Anti-Semitism is fractricidal in that it implies hatred and contempt for, and the desire to persecute a whole race. It is organised outrage, because it employs the brutal power of a majority to insult a defenceless minority and to deprive it of human rights. It is consciously calumnious because it instigates malice against the Jewish people or religion and exploits for this purpose actual weaknesses or failings belonging in reality to neither the race nor the religion. It is biassed and sophistical because it generalises from the faults of individuals and because it fixes itself upon the mote in another’s eye without perceiving the beam in its own.

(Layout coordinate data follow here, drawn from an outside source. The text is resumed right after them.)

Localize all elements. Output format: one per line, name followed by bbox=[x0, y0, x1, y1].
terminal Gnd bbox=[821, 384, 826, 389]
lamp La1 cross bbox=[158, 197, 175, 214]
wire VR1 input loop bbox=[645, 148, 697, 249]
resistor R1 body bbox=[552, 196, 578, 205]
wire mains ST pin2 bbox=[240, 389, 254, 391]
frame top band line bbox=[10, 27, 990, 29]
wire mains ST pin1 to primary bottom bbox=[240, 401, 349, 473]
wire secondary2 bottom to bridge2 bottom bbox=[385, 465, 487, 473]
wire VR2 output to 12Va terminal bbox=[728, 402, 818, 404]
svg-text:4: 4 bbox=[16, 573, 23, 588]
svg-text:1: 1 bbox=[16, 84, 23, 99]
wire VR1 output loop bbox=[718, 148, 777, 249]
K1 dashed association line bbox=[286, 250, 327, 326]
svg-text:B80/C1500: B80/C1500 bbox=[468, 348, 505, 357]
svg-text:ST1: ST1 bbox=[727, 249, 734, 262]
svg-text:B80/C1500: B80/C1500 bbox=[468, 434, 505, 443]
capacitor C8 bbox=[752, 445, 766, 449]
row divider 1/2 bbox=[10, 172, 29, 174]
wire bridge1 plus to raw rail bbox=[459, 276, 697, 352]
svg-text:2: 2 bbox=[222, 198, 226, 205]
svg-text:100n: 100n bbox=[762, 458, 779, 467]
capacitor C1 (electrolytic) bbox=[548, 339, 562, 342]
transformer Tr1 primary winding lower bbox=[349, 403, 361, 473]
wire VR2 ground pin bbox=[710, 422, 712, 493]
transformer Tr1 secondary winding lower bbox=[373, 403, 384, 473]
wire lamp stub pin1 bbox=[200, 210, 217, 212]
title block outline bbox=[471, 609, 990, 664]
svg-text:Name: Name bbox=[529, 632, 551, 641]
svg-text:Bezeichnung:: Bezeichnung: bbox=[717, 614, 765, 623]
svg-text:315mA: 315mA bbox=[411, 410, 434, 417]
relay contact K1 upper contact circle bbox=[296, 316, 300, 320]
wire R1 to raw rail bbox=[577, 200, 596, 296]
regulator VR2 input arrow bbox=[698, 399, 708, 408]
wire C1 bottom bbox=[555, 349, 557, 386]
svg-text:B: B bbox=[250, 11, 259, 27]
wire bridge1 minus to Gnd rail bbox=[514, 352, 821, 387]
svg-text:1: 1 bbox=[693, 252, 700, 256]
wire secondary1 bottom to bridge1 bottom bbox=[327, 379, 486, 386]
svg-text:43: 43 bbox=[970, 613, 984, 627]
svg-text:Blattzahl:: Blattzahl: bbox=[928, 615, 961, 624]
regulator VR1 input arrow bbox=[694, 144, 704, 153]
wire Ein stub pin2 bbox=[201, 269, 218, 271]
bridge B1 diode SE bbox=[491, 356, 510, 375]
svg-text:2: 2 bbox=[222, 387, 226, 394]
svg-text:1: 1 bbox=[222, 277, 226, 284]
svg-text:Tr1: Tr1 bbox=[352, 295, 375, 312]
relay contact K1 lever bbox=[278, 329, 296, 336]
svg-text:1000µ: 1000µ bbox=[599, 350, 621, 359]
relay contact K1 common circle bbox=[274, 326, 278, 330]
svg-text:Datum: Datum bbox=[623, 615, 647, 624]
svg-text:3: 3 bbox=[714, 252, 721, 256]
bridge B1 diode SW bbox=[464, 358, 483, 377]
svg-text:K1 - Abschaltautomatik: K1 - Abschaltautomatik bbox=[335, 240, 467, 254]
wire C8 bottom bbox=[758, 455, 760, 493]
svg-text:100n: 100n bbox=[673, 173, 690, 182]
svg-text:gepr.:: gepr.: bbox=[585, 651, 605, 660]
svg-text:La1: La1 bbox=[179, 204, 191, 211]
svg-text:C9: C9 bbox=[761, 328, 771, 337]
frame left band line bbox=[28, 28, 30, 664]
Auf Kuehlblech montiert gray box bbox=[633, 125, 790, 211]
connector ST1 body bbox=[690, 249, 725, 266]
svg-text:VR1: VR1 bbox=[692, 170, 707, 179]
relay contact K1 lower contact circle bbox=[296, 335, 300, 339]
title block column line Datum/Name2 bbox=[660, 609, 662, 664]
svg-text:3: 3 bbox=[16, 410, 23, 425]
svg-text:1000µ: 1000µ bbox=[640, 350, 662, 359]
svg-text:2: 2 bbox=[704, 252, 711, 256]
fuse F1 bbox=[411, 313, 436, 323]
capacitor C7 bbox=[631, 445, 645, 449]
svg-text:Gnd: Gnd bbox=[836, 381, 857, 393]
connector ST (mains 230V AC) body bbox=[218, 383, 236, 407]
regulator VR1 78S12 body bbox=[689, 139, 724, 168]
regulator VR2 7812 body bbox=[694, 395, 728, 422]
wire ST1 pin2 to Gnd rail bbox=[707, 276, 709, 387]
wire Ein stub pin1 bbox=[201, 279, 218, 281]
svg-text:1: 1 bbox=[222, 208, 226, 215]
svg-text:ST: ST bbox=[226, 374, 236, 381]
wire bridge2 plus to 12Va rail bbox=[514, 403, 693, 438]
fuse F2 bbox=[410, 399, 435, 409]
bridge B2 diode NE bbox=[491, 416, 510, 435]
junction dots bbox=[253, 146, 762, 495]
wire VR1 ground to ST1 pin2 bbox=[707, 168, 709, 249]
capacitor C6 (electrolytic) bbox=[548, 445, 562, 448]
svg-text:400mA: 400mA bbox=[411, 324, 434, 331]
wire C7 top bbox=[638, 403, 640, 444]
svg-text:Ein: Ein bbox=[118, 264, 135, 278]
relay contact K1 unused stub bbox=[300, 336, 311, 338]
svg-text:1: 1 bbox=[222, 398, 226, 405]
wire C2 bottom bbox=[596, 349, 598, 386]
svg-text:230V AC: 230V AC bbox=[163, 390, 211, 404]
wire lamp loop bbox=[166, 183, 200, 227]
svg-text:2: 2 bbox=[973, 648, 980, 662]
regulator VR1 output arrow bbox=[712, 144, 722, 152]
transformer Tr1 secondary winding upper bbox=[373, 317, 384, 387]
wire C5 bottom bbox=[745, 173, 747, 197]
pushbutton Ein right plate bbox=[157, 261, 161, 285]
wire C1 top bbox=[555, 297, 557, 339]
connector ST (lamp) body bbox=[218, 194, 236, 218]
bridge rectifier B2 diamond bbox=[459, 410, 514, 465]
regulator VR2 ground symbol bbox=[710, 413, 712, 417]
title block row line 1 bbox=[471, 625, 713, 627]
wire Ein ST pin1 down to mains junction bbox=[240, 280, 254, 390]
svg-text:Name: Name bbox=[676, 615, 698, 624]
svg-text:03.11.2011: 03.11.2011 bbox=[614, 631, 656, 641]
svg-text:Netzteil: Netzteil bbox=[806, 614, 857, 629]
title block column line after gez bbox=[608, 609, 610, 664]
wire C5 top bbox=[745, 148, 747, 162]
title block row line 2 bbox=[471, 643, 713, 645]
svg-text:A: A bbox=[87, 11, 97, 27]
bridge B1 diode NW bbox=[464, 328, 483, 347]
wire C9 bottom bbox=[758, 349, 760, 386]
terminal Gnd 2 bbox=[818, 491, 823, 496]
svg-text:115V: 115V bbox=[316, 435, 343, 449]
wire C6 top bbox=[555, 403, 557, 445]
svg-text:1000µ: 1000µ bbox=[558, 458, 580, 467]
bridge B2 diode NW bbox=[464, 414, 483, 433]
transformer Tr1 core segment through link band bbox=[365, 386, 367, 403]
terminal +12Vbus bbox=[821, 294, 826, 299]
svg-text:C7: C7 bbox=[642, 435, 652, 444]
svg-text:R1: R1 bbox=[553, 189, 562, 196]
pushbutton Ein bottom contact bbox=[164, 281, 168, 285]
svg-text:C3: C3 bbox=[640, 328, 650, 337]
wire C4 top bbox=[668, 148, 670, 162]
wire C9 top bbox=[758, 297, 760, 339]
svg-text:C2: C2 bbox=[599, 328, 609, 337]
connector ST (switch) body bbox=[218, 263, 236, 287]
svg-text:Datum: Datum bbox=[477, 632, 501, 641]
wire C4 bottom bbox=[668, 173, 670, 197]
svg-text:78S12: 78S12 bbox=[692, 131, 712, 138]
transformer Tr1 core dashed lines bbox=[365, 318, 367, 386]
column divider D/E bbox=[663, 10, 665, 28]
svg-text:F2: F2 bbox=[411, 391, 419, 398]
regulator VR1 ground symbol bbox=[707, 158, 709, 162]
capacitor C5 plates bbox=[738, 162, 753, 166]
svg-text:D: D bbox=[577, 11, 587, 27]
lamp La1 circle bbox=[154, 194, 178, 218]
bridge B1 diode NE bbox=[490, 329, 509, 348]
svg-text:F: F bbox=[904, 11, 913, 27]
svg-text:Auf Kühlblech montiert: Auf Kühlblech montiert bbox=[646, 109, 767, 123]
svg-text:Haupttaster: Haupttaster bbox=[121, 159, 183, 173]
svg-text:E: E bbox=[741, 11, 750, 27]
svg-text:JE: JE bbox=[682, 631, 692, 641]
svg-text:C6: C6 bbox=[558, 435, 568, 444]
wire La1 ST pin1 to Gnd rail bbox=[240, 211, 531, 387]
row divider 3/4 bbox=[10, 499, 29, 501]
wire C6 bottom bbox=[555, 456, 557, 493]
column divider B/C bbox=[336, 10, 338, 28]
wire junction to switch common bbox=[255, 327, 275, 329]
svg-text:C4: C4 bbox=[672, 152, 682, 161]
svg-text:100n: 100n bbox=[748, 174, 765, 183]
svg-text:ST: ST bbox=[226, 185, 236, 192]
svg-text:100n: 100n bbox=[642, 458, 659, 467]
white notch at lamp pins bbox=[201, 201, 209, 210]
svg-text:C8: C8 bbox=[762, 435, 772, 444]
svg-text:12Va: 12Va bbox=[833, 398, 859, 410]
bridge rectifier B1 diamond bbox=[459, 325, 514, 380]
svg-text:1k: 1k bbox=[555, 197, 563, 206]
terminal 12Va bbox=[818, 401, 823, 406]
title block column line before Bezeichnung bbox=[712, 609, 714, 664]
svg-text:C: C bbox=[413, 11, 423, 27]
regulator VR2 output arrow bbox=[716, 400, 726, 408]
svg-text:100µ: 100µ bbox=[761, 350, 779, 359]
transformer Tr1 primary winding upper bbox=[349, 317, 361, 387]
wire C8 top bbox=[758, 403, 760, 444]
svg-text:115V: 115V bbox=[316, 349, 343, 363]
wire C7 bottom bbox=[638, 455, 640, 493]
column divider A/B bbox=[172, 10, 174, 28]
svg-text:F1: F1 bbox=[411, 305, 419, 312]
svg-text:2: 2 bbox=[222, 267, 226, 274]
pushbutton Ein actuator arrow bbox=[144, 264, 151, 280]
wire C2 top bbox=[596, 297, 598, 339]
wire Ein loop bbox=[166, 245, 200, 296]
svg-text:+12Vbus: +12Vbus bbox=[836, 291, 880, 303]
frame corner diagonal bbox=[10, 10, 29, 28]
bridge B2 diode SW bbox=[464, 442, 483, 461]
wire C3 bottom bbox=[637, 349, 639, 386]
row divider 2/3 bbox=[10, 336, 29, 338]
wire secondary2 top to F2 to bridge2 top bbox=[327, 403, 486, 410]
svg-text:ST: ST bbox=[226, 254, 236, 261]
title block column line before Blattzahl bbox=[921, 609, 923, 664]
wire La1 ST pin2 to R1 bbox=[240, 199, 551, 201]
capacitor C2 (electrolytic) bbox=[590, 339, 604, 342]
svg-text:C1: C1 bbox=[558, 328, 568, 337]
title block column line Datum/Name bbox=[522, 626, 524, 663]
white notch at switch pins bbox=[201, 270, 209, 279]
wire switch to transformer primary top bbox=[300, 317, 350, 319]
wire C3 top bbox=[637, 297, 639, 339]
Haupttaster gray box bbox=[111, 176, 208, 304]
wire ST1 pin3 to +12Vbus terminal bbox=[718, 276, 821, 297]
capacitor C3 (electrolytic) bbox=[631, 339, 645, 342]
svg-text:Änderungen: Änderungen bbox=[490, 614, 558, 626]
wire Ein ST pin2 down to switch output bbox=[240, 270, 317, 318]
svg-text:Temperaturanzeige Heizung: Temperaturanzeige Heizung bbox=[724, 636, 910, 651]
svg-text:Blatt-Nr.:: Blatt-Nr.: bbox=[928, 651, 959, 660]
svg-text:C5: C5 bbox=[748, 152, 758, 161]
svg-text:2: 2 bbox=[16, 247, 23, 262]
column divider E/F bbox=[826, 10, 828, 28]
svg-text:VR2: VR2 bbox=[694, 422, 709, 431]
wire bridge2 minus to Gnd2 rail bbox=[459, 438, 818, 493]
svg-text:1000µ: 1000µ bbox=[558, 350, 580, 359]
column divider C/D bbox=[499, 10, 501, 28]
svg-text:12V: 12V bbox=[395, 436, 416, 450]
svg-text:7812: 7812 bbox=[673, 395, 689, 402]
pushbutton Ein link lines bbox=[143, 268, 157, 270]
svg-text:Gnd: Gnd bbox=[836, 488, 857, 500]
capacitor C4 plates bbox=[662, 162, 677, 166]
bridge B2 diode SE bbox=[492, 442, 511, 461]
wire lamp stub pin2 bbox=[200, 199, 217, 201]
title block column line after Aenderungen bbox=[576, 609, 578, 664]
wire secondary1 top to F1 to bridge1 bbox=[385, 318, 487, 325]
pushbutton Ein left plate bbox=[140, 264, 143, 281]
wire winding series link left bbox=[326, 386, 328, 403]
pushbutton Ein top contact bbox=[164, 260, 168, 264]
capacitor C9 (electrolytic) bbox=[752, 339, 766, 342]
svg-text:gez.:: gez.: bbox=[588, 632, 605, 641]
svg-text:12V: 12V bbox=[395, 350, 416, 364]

Philo-Semitism in the true sense of the word resembles philhellenism. The latter does not mean simply friendly intercourse with parvenu Greeks, but sympathy for the Hellenic people as such, and with the spirit of Hellenism and an endeavour to aid these and to establish them. Of such a kind was the philo-Semitism of Sir Mark Sykes. I will speak plainly, and do not hesitate to state that he had no liking for the hybrid type of the assimilating Jew. He had no wish to interfere with such people; he emphatically condemned any attempt at suppression of rights or chicanery, but he did not like this type just because he was fond of the Jewish people. What was of the Jewish essence, of the Jewish tradition, was sacred to his religious sense and stimulating to his artistic sense. In this lay the secret, not exactly of our personal success with Sykes (for our cause is of too great an importance in the world’s history to be connected with personalities) but of the wonderful concord of minds which was the natural outcome of his outlook. The opposite poles attracted each other with irresistible force. Truly anglicised Jews could not have had the hundredth part of the same success with him, not because of their not being excellent patriots and capable men (for such many of them incontestably are and Sykes was fond of society and of making acquaintances and was amiable to all), but for him there were real Englishmen enough. Concerning English affairs, national questions and parliamentary matters he would discourse with anglicised Jews on the same footing as English non-Jews, but concerning the spirit of Jewish history, the ethos of Hebraism, the national sufferings and aspirations, that emerge only in national Hebrew literature, in the large centres of Jewish population in Eastern Europe and in the new settlements in Palestine—concerning all these matters he would and could seek information only from the fountain source. These are the things that have succeeded with Sykes and others and that will succeed further, not high diplomacy. There is no lack of this latter at the Foreign Office, which swarms with great diplomats, and it would be carrying coals to Newcastle to seek to add more trained specialists to the crowd of busy politicians in Downing Street. There could be no success with Sykes that way. He was, as it were, born to work with us Hebrews for Zionism.